Red Hat proposes to enhance Microsoft settlement offer. Red Hat offered to provide open-source software to every school district in the United States free of charge, encouraging Microsoft to redirect the money it would have spent on software into purchasing more hardware for the 14,000 poorest school districts. … Unlike the Microsoft proposal, which has a five year time limit at which point schools would have to pay Microsoft to renew their licenses and upgrade the software, the Red Hat proposal has no time limit. Go Red Hat! Embrace and extend — in a good way for once. I love it.

Wow, my book looks like shit on my Linux machine. It’s a font thing. Many “standard” fonts don’t exist on Linux, so browsers have to translate into fonts that do exist. Or they exist as free alternatives which look awful. I think that’s what happened; Georgia doesn’t exist but it gets translated into Palatino, which looks wretched. Unless I’m missing something really simple, fonts appear to be a big problem on Linux.

This weblog looks OK; I guess Tahoma translates into… looks like Helvetica, which looks pretty good at any size, at least on my machine. This is such an obvious problem, I have to assume that smart people have thought about it and are trying to solve it.

‘Drive-by’ hacking a real threat. Hacking wireless networks is ridiculously easy. According to [a recent] survey, 41 percent of 500 executives within multinational companies believe their company is susceptible to a serious security breach. Of this number, 60 percent believe that it can be solved with technology. Yes, throw even more technology at the problem. That’ll solve it.

What’s in a name? Even though real-world use of this hack (which is real — most wireless networks are wide open, and the rest are easily crackable) will not involve actual cars, the term ‘drive-by hacking’ was obviously chosen to associate it with ‘drive-by shooting’ and therefore make it seem more dangerous. Of course, in a drive-by shooting, people actually get shot. So it’s a little different.

Playboy.com cracked, credit cards stolen. Playboy.com learned of the breach after a person claiming access to its systems and customer information began e-mailing customers Sunday night. Although Playboy.com did not say when the intruder first got into the site, the hacker in the e-mail claimed to have had access since 1998. Playboy.com is running Netscape Enterprise on Solaris, so all you Microsoft-bashers can just zip it this time.

Microsoft settles.

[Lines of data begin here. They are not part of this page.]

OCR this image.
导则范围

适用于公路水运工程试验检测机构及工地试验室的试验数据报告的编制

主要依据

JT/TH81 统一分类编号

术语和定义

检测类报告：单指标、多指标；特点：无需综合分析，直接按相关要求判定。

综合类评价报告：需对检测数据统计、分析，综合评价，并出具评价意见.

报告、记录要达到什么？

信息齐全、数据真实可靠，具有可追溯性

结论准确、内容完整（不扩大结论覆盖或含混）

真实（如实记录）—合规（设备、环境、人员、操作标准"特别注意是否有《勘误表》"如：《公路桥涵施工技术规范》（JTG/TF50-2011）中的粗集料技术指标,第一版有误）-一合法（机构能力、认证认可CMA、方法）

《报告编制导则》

This is really a brilliant move on Microsoft’s part: they “spend” a billion dollars helping the poorest schools, and they get to bully the rest of the states to go along because it sounds so irresistable. (“Think of the children!”) Meanwhile, it won’t really be a billion dollars because they’ll no doubt get to claim a loss of full retail price for Windows and Office for each workstation they install, even though those installations cost them literally nothing since they wouldn’t have been sales in the first place (and certainly wouldn’t have been charged full retail price if they had been sales). Plus it gives Microsoft the incredible opportunity to inject Microsoft-only software into these schools, which gets them on the upgrade treadmill and will eventually cost these schools billions of dollars. Then there’s the question of whether computers, free or not, is really what these schools need in the first place. As a friend of mine (who worked in one of the poorest schools in West Philadelphia) once said: We don’t need free computers on every desk. We need desks.

Joel Spolsky: A Hard Drill Makes An Easy Battle. Joel uses VMWare to set up virtual environments to test tons of different software configurations. We did this at my previous job, not to test the same software in different configurations, but to be able to quickly set up different configurations for pilots, demos, and prototypes. VMWare rocks. I highly recommend it. It runs on Windows and Linux, and can even give you virtual environments of one on the other.

A Cryptanalysis of the High-bandwidth Digital Content Protection System [via Slashdot] HDTV encryption thoroughly cracked. Decrypted film at 11.